AG Today

Ag Today April 16, 2018

News Analysis: Why big-city politician Villaraigosa is spending so much time in farm country

By Dan Morain | April 16, 2018 | ELECTION 2018, POLITICS, CAL Matters

Antonio Villaraigosa is not the sort of politician who would scuff his well-shined shoes with the dust from San Joaquin Valley farms, or so you might think.

And yet the natty former Los Angeles mayor and Assembly speaker is going beyond traditional Democratic sources of money in Hollywood, San Francisco and the Silicon Valley to the Central Valley as he fights for his political life in the race for governor.

The one-time union organizer and Southern California ACLU board member has tapped farmers, many of them Republicans, for more than $640,000, nearly 10 percent of the money he has raised since the start of 2017, a CALmatters analysis of his campaign contributions shows.

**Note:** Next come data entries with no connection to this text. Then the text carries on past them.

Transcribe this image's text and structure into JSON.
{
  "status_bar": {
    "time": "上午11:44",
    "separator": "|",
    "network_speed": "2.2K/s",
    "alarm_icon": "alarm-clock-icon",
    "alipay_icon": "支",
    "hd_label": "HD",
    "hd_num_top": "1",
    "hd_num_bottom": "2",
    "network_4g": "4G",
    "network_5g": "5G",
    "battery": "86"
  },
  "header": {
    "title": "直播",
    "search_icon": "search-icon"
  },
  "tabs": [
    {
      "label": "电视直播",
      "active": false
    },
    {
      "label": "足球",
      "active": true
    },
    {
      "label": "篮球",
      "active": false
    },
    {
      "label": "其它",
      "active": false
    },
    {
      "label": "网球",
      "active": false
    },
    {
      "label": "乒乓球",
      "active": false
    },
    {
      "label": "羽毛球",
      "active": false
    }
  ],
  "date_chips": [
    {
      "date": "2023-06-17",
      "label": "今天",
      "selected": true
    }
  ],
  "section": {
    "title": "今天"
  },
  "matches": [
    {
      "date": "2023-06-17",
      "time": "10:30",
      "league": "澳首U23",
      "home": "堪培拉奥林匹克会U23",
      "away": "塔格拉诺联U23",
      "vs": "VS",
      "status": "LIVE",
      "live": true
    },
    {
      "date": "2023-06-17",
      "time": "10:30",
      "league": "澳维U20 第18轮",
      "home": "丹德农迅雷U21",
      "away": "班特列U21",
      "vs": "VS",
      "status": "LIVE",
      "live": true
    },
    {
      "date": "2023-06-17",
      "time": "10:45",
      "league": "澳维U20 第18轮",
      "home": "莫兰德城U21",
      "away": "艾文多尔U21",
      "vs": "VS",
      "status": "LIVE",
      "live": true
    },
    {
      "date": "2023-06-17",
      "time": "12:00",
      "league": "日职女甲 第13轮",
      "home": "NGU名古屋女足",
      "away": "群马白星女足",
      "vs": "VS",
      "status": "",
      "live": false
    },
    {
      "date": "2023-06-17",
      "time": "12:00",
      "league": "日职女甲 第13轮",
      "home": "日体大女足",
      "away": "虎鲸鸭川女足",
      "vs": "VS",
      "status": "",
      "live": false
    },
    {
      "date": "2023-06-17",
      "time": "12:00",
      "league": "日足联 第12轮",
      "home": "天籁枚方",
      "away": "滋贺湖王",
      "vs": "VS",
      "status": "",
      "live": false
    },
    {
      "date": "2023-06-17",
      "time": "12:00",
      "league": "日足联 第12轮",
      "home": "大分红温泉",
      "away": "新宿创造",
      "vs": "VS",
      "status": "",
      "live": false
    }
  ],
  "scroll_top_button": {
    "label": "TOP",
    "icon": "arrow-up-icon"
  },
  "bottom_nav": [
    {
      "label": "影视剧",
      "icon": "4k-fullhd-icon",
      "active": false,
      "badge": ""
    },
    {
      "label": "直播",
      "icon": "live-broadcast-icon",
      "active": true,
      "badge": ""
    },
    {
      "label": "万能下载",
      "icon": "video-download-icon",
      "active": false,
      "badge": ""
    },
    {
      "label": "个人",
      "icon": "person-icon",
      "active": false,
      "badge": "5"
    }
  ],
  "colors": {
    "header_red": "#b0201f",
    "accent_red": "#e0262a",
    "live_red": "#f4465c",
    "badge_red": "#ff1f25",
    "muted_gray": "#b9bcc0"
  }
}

This unlikely pairing of the big-city Democrat and farmers suggests that Villaraigosa sees central California as a path to one of the top two slots in the June primary election so he can compete in the November run-off—presumably against the front-runner, Democratic Lt. Gov. Gavin Newsom.

Villaraigosa will be in Modesto later this month for a fundraiser hosted by almond growers, one of dozens of trips he has made as a candidate to the Other California. It’s paying off. Political action committees representing pistachio growers, berry farmers and dairy operators have given him $20,000 or more each.

J.G. Boswell Co., one the state’s largest farmland owners, has given him $50,000. Fresno almond farmer Donald Peracchi chipped in $25,000. Peracchi is president of the Westlands Water District, which supplies water to farms in Fresno and Kings counties, and no issue is more important to farmers than water.

Sarah Woolf said Villaraigosa spent “two full days” with her Fresno-based farming operation last year, “learning about water and agriculture,” and has returned multiple times since.

“He wasn’t coming with answers. He was coming to listen,” said Woolf, a Republican. Woolf Farming donated $15,000 to his campaign.

Villaraigosa supports the proposed Temperance Flat reservoir east of Fresno and Sites Reservoir north of Sacramento, projects embraced by farmers. He opposes the Delta tunnel project, intended to deliver water from the Sacramento River to the San Joaquin Valley and Southern California, as too divisive. And he calls for a “grand bargain” to end water wars. Governors including Jerry Brown have tried that.